Thanks in advanceIcyIceBear
I would say it does. It changes from
" Yesterday (all day, any time during that day), after you woke up in the morning what did you do?" to " Yesterday morning (only this time, this is the topic, I don’t care about afternoon or evening, yesterday morning), what did you do after waking up? "
This is how I would interpret the difference
MikkaT
Thanks, that makes sense.
komocode
「うちに帰って昼寝をしたい。」(帰る)
‘I want to go home and take a nap.’
Should it be I want to return home?
Maxinoume
What’s the difference between the lesson here and this earlier lesson?
At first glance, the earlier lesson details only shows sentences with a comma after て but when you look in the example sentences, it isn’t always the case.
Stephenn
I’m very new to this and I had the same question and came here to see if there was an answer. I saw there was no answer so I looked at the examples again. The version in lesson 5 seems to focus on how you add the conjunction particle to the verb. All of the examples are verb → verb + te. The version in lesson 7 seems to be focusing on how that functions by itself in a sentence.
I don’t know why they separated those ideas or put a couple of other ways the te particle functions with verbs before it, but I think that’s the difference.
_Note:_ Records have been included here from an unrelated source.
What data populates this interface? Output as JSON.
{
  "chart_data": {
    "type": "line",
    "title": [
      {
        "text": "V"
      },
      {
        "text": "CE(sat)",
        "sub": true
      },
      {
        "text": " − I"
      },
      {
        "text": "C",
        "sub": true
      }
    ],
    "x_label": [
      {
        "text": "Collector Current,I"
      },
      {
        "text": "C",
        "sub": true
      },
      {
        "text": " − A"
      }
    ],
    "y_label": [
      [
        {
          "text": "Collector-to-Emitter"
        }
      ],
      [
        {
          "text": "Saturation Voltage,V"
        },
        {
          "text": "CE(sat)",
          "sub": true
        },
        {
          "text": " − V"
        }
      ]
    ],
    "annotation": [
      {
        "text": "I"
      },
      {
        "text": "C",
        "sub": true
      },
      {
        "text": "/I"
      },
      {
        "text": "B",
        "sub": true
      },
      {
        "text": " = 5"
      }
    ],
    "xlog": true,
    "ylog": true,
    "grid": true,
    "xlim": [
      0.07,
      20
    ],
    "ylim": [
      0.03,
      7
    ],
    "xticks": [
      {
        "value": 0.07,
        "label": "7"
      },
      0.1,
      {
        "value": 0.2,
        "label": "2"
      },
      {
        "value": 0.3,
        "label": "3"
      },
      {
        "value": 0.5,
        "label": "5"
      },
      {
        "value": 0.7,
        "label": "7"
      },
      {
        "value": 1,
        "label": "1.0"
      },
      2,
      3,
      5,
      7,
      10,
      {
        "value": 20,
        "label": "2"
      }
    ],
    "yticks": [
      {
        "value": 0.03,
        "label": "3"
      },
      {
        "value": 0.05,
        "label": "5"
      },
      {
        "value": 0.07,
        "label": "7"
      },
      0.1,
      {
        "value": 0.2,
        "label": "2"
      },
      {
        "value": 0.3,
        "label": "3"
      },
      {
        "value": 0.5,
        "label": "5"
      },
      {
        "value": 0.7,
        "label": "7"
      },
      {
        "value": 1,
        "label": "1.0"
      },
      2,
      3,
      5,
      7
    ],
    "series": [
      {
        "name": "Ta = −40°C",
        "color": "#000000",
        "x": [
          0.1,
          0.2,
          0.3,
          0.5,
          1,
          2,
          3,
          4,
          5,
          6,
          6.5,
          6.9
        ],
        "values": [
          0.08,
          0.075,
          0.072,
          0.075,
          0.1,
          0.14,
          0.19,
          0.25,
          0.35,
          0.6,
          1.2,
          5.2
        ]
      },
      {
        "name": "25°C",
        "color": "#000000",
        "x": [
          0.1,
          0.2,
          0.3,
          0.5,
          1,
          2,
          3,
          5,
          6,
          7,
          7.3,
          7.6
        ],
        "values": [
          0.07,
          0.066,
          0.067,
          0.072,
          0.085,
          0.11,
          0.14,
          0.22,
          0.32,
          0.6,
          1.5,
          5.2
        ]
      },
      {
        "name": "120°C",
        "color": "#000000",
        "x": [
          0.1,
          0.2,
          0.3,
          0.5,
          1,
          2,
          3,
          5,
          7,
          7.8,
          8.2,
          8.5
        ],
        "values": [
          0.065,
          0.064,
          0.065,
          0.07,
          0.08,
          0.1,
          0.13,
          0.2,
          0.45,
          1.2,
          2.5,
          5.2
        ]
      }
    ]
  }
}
If anyone else wants to clarify, expand, or explain, would love an answer.
additionalramen
The English translations of the example sentences for this grammar point are given in the past tense, but the て-forms of these verbs are not actually past tense in Japanese, right? Does the て-form just sort of …exist outside of time in Japanese? Or is thinking about it in terms of verb tense too English-centric?
casual
Heh, you are completely right. In English and some other languages, when enumerating actions, you’d put each action independently into the past tense, e.g. “we went there and did that”.
But in Japanese, て form doesn’t get modified for the tense like that. You infer the time when things happened based on the sequence of events, the tense of the last action/event in the sequence, and any context words like “tomorrow”.
additionalramen
This is helpful and interesting - thank you!